Welcome to Glenn's Blog!

Here I will periodically post random thoughts and stories about what's going on in my life and the world around me. As if anyone cared. But seriously, you've found your way here, so hopefully you will enjoy at least some of what I have to say, even if you aren't entirely interested in it. At the least, it should be a good way to waste time.

Thursday, May 18, 2017

Winding Down

Well here we are at the end of another semester at Sac State. It's Thursday of finals week, but as all of the juries have already concluded it's already resembling a ghost town around here. All of the music majors have fled the building in search of greener pastures for the summer. I'm not sure how so many years have gone by, seemingly in the blink of an eye. This is the ned of my 18th year on staff here, and 24th overall counting my undergrad years. Next year will be the 25th year I've been on campus. Really? A quarter of a century? It boggles the mind.

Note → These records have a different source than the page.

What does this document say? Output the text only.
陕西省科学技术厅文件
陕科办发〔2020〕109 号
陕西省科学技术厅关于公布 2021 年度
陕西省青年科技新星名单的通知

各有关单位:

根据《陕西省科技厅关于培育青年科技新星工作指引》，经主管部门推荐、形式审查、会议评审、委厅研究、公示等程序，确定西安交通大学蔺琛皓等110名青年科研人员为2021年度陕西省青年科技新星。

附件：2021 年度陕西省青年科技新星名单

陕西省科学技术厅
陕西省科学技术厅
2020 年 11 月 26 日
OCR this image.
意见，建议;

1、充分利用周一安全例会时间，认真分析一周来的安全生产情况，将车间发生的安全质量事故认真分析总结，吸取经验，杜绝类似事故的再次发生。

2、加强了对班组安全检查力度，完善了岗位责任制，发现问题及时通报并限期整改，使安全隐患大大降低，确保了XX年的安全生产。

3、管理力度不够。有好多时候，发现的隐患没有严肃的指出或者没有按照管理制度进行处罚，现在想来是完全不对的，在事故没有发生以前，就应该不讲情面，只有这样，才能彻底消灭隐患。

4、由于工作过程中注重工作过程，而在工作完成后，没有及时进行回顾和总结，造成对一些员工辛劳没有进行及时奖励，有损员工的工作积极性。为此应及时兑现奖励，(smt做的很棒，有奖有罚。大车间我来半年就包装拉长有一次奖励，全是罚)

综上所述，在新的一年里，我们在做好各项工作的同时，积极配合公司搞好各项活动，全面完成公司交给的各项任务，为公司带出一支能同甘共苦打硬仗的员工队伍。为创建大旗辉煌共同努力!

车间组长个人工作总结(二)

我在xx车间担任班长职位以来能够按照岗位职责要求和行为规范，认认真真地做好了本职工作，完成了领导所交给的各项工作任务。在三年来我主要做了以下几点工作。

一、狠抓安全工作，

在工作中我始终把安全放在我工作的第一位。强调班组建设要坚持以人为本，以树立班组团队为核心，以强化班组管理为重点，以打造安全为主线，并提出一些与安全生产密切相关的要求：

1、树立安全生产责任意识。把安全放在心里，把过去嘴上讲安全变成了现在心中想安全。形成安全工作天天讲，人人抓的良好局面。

I remember when I first started here - as a business major initially - in the Fall of 1993. Back then the old professors or staff members would pontificate about the 'good old days' when they started working here back in the 1970s. And of course I'd chuckle and say, "Hey I wasn't even born yet!". To which they'd sardonically reply, "Haha...you just wait, you'll get there." It seemed so far away back then. And now, next year's incoming freshman will have been born likely in the year I started working here. Most of them won't have existed when I was an undergrad. When did I get old?

These days I've noticed that I've slowed down a little. I used to move through the hallways with such purpose, always seemingly in a hurry to get to the next task. You might be tempted to think that I'm slowing down because of my age; but really, I CAN still move with that purpose, when it suits me. I think, really, I'm slowing down just because of a lack of motivation. A lack of drive. When you spend, now 36 semesters basically doing the same thing year after year after year, and fighting against the same institutional bureaucracy, I guess it wears you down. I simply just don't care to get things done as quickly as I used to. Why should I? What's the point? It's not like I can possible gain anything by doing so. You won't get recognition. You won't see a raise. So I take my time a little more. Why not?

So here I sit, Thursday of finals week, getting ready to start filling out the piles of (now electronic) paperwork to submit to Space Management for our fall events. I'm actually using my computer monitor from home, because the screen on my 2011 iMac gave out and is now just a grey screen with vertical gradations of color. Mostly pinks and purples. So we bypassed the computer screen to my Samsung monitor. It works. They say they should be able to get me a new computer. By August. In other news, we're scheduled to have a major refurbishment of our elevator this summer, which has been long overdue and will hopefully give us a product that won't be likely to break down (and usually at the most inopportune times). Oh wait, that's been delayed till next year now. Well, we are also looking at finally replacing our stage lighting with LED fixtures, as the current fixtures are so old that you can't even find the bulbs anymore. 30% of our lighting is currently inoperative. That's how bad it's gotten. Oh wait, the university bureaucracy says we have to send it out to bid, even though we have a company ready to come in and do it, and the funding is already approved in place. So that's delayed for who knows how long.

I guess there's no reason really for me to move with a purpose, to finish anything faster. After all, the university isn't.